In part the difficulty of categorising such films stems from the transitional
identities of the films’ youthful protagonists, whose adolescent lives encompass the
collapse of the GDR and the assimilation of the Neue Bundesländer into the new post1990s Federal Republic. The relationship of this new generation to the experiences of
their parents and grandparents – experiences that, by and large, are rooted in the former
GDR – remains one of the most contentious issues in contemporary cinema, and it is an
issue that informs the work of the young director Christian Schwochow in his highly
acclaimed film Novemberkind of 2008. [Slide 17] Indeed the complex nature of east
German identities in a post-GDR world is encapsulated in the family history of the main
actress, Anna Maria Mühe; for the premature deaths of her two parents (Ulrich Mühe and
Jenny Gröllmann) following an embittered relationship serves as a reminder of latent
personal and historical trauma that, in some cases, lie just beneath the surface of many
biographies of those belonging to the pre-1990 parental generation.
Such unresolved ‘memory contests’ play a crucial role in Schochow’s
Novemberkind, a film which, like Good Bye, Lenin! explores the bond between mother
and child, but which unlike Becker’s comedy, does so from the perspective of its young
female protagonist, Inga, and re-casts its subject matter in a minor key. Having been
brought up by her grandparents in the belief that her mother died in a swimmimng
accident when she was still an infant, Inga is forced to recognise that her granparents’

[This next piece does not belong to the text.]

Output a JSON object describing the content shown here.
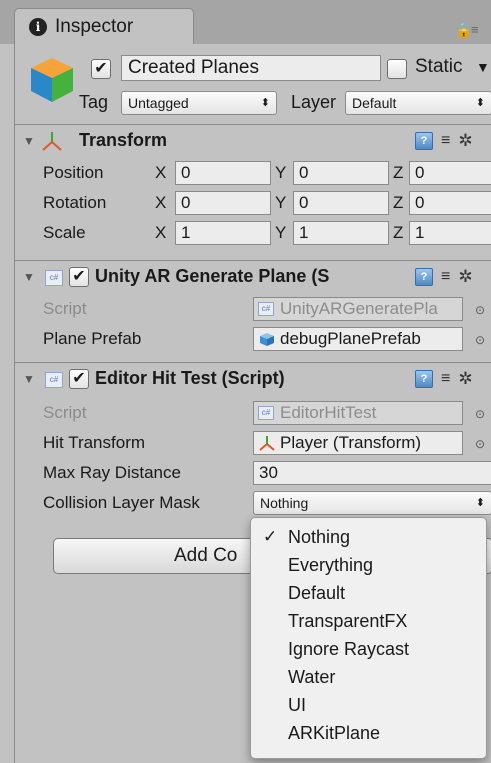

version of events is untrue, and that her mother abandoned her when she fled to the west
19
in 1980. What is striking about Schochow’s film is the way in which it explores the
relationship between memory and personal trauma in terms of both generational and
historical structures. Indeed Novemberkind might be described as a film that addresses
not so much the workings of memory, but rather the psychology of forgetting. For as Inga
comes to realise when she reads the opening line of her mother’s poem – ‘Keiner lehrt
mich /Zu vergessen / Wär da ein Gruß von daheim / Und könnt suchen mich / Ich würd
hoffen ein bisschen’ – it is precisely her mother’s inability to let go of her memories of
the past that prevents her from establishing a new life in the West and prompts her to
commit suicide after 10 years in a psychiatric institution. However, in Novemberkind it
falls to the members of the third generation to tackle the repressed trauma arising from
the feelings of mutual betrayal experienced by the first and second generations. Indeed it
is in this respect that Schochow’s film does offer a glimpse of what post-memory might
mean in a GDR context. For when Inga condemns her grandparents for having broken of
all contact with her mother – ‘Ihr habt Eure eigene Tochter verraten, stimmt’s?’ – the
extent to which she, the granddaughter, identifies with the suffering experienced by her
mother is subtly suggested when we recall her earlier explanation of her familial set-up:
‘Ich habe Eltern. Sie heißen Oma und Opa.’ Seen in the light of this remark, the burden
of suffering to which Inga is subjected embraces that of not one but two generations (and
this is further underlined in the film by having the lead actress Anna Maria Mühe play the
roles of both Inga and her mother). Yet perhaps the most groundbreaking aspect of this
film is the way in which – in stark contrast to almost all the post-Wende films I have
referred to, it is a film in which female (rather than male) agency is finally reasserted. At
the same time it is a film in which the importance of east German – rather than west
German – agency in tackling specifically east German memory contests is underlined too.
For when Imga insists that Robert – the west German professor of creative writing whose
20
seminars her mother once attended – hand back the documentary in his possession, this
act of self-assertion together with the closing sequence in which we see her beginning to
re-write the story of her mother’s life serves as a reminder of the crucial importance of
regaining narrative agency for those, whose victimhood remains concealed behind the
contests and constructions of memory.